MANCHESTER, N.H. — New Hampshire Governor Chris Sununu says he’s asked the Division of Children, Youth, and Families (DCYF) to conduct an interval review into the handling of the case surrounding Harmony Montgomery. Manchester Police announced on December 31st, Harmony, who would now be seven years old was last seen two years ago.
In a written statement, Sununu told 25 Investigates “Our top priority remains finding Harmony and we are turning over every stone we can to bring her home safe. From the beginning, the state has been as open and transparent as we are allowed to under the law. I have already instructed DCYF to begin an immediate review, and anytime there is a critical Incident involving a child, a cross-agency review is triggered and completed.”

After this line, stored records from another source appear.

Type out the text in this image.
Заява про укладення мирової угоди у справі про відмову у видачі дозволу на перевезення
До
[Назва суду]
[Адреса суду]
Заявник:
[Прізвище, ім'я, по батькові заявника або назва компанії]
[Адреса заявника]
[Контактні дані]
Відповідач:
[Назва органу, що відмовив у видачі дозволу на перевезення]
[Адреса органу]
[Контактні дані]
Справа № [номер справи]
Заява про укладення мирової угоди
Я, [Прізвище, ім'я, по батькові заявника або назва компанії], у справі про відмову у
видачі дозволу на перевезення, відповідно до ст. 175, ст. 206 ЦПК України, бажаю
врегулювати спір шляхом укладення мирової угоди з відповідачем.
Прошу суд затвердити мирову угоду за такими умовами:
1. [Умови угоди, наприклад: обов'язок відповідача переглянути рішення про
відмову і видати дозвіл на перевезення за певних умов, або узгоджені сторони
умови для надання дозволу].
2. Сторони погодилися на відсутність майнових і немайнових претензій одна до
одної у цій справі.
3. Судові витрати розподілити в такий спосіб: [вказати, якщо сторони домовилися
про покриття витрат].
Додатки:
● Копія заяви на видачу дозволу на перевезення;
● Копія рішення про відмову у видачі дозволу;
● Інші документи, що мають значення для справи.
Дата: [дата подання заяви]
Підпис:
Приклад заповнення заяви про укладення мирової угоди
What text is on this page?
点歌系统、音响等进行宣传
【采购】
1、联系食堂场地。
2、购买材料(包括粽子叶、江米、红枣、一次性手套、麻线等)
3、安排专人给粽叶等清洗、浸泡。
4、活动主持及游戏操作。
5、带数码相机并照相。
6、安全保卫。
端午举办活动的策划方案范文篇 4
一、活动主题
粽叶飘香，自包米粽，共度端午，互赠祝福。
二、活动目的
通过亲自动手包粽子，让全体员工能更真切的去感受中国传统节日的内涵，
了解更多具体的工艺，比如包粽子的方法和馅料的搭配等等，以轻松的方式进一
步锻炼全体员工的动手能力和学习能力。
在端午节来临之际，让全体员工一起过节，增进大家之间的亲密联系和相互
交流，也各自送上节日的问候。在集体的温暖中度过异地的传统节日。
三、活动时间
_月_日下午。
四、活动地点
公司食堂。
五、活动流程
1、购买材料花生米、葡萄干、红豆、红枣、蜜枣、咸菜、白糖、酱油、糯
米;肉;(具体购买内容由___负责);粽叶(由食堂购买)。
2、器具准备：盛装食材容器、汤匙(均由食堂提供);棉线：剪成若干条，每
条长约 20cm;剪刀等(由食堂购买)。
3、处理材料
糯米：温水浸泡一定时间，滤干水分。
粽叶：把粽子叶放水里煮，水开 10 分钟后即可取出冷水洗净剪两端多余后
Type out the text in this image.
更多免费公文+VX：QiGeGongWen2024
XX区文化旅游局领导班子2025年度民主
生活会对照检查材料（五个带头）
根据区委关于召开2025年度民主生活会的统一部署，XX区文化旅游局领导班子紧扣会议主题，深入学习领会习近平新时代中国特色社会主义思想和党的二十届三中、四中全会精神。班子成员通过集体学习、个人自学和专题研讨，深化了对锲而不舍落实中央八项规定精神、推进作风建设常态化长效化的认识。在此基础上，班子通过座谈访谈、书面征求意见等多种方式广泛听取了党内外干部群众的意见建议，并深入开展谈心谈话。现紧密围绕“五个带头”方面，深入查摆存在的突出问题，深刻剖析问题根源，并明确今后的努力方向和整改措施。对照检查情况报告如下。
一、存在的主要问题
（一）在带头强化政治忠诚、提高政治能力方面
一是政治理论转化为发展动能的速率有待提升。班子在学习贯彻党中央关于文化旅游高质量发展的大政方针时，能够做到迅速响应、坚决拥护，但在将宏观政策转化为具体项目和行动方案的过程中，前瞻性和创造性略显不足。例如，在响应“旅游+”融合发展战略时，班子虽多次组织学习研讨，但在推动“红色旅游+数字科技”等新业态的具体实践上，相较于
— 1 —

That echoes a statement DCYF shared earlier this week. “The Department is continually reviewing its processes to ensure the best possible outcomes for children and families. The Division for Children, Youth and Families (DCYF) has conducted a preliminary internal review on this case, and as is the case whenever a critical incident involving a child occurs, a comprehensive quality assurance review is completed. While we are bound by law to protect the confidentiality of families involved with DCYF and are unable to comment on specific cases, our primary focus is locating Harmony, and the Department is supporting local law enforcement as they continue with their investigation.”
25 Investigates has documented police and DCYF were at the home where Harmony was last seen in 2019 multiple times.
25 Investigates asked the New Hampshire Office of the Child Advocate if they were concerned about the nature of the visits with DCYF and what follow up happened subsequent to those visits.
“So again I cannot comment on this case. I can tell you generally if there’s something that’s happened to a child that’s been reported to us, we would look at the history of DCYF involvement with the family, what they were there for, what they did and whether or not they met the standard and the legal obligation of the agency there,” said Moira O’Neill, director of the office. O’Neill said, as is standard in a case like Harmony’s, her office does have a preliminary review underway.
On Thursday, O’Neill confirmed the New Hampshire Office of the Child Advocate has not been asked to do an full system review at this point.
25 Investigates asked Governor Sununu’s office whether they will seek an independent review. We are still awaiting a response.